1)Living off campus. This already is happening in many dioceses in the US with the celibate clergy.



2) Office hours. Ditto and for some years. I remember when the pastor in my parish posted office hours in the 1970's people were scandalized. But now this is pretty standard. A married priest can respond to an emergency just as well as a celibate one. Do we think that parents don't respond to the emergencies of their children if they don't occur during "office hours." Ever hear of doctors, dentists, etc responding to emergencies. The fact is I know of plenty of cases where celibate clergy haven't been available in emergencies, have been impossible to reach (employing answering services off campus, etc.) This is a red herring.



3). Divorced Priests. Father mentions one that he thinks exists in TN. I wonder how many people are aware of the presence of not a few "celibate" priests who were once married and have divorced. There are divorced priests serving right now, a few have been very public about it, a pastor in a large Florida parish had an article written about his strange path to ordination a few years ago.

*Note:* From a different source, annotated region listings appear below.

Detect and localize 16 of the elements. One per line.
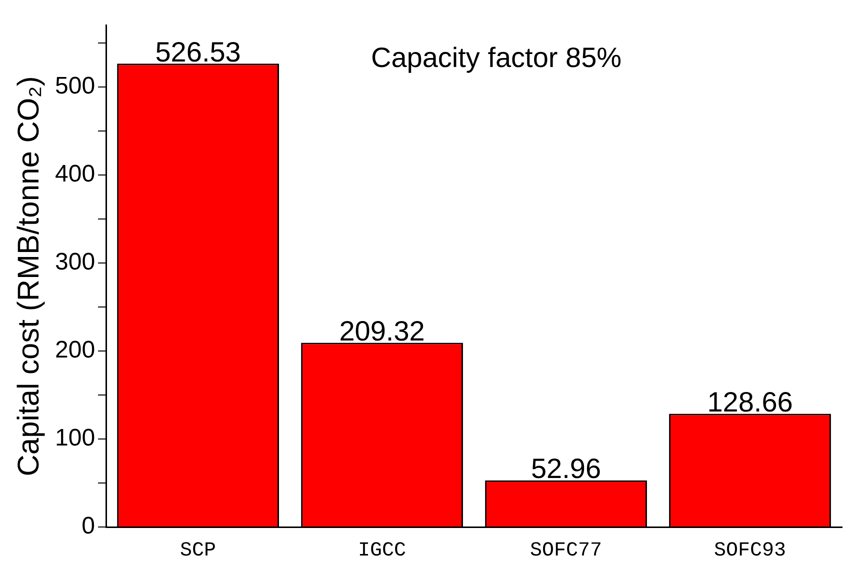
x-tick-label: IGCC [358, 539, 406, 562]
y-tick-label: 200 [54, 336, 96, 364]
y-axis-title: Capital cost (RMB/tonne CO₂) [12, 76, 46, 476]
data-label: 128.66 [707, 386, 793, 418]
y-tick-label: 500 [54, 72, 96, 100]
annotation: Capacity factor 85% [370, 42, 622, 74]
data-label: 526.53 [155, 36, 241, 68]
y-tick-label: 400 [54, 160, 96, 188]
y-tick-label: 0 [82, 512, 96, 540]
data-label: 209.32 [339, 316, 425, 347]
y-tick-label: 100 [54, 424, 96, 452]
x-tick-label: SOFC77 [530, 539, 602, 562]
data-label: 52.96 [530, 453, 602, 484]
y-tick-label: 300 [54, 248, 96, 276]
x-tick-label: SOFC93 [714, 539, 786, 562]
x-tick-label: SCP [180, 539, 216, 562]
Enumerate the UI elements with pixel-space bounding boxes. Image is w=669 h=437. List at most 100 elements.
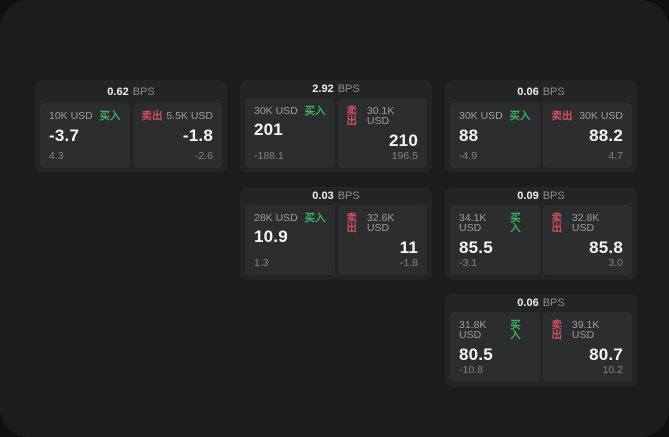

4) Compensation. Another red herring. Almost every parish in the country now employs a heft staff of married people to function as business managers, DRE's, Youth Ministers etc. The average salary of celibate priests is $18,000 including food and housing, plus stipends for weddings, funerals and other additional means. Parishes can afford and in fact do pay out a lot more than is commonly realized. Recently a "celibate" priest in Florida was jailed for having embezzled $400, 000 dollars over a period of three years in a rather small parish. This went unnoticed until an audit of the parish. If a parish of that size didn't miss that much money, I think it is clear that this is a non issue.



Father Wilson rightly notes that there have always been married clergy in the Church and that this is not an innovation. It is something that has been the exception in the West but it is nothing akin to other issues that it often gets lumped with that are clearly against the tradition of the Church.



Anyway give it a read.



From The Wanderer, Father Joseph Wilson:



"For one thing, Catholics would need to get used to their priests living off-campus (in the northeast at least, this is still unusual), away from the parish plant, and many priests serving in troubled areas would be living significantly far away in places where they could raise their families. Compensation would have to be looked at, stewardship and Catholics’ poor level of giving addressed. In Protestant congregations, typically far smaller than ours, individual parishioners know that if they do not give significantly, their churches will not be able to afford a full program and, likely, a pastor. Catholics who are members of large congregations can avoid feeling that same responsibility.



Catholics would have to get used to the fact that their priest would have something approaching 'business hours,' and live with the consequence of troubled clergy families if they didn’t. We’d also have to face the fact of clergy family divorce (there already is a divorced Catholic priest, I think in Tennessee — a married former Episcopal priest who divorced after being received into the Church and ordained)."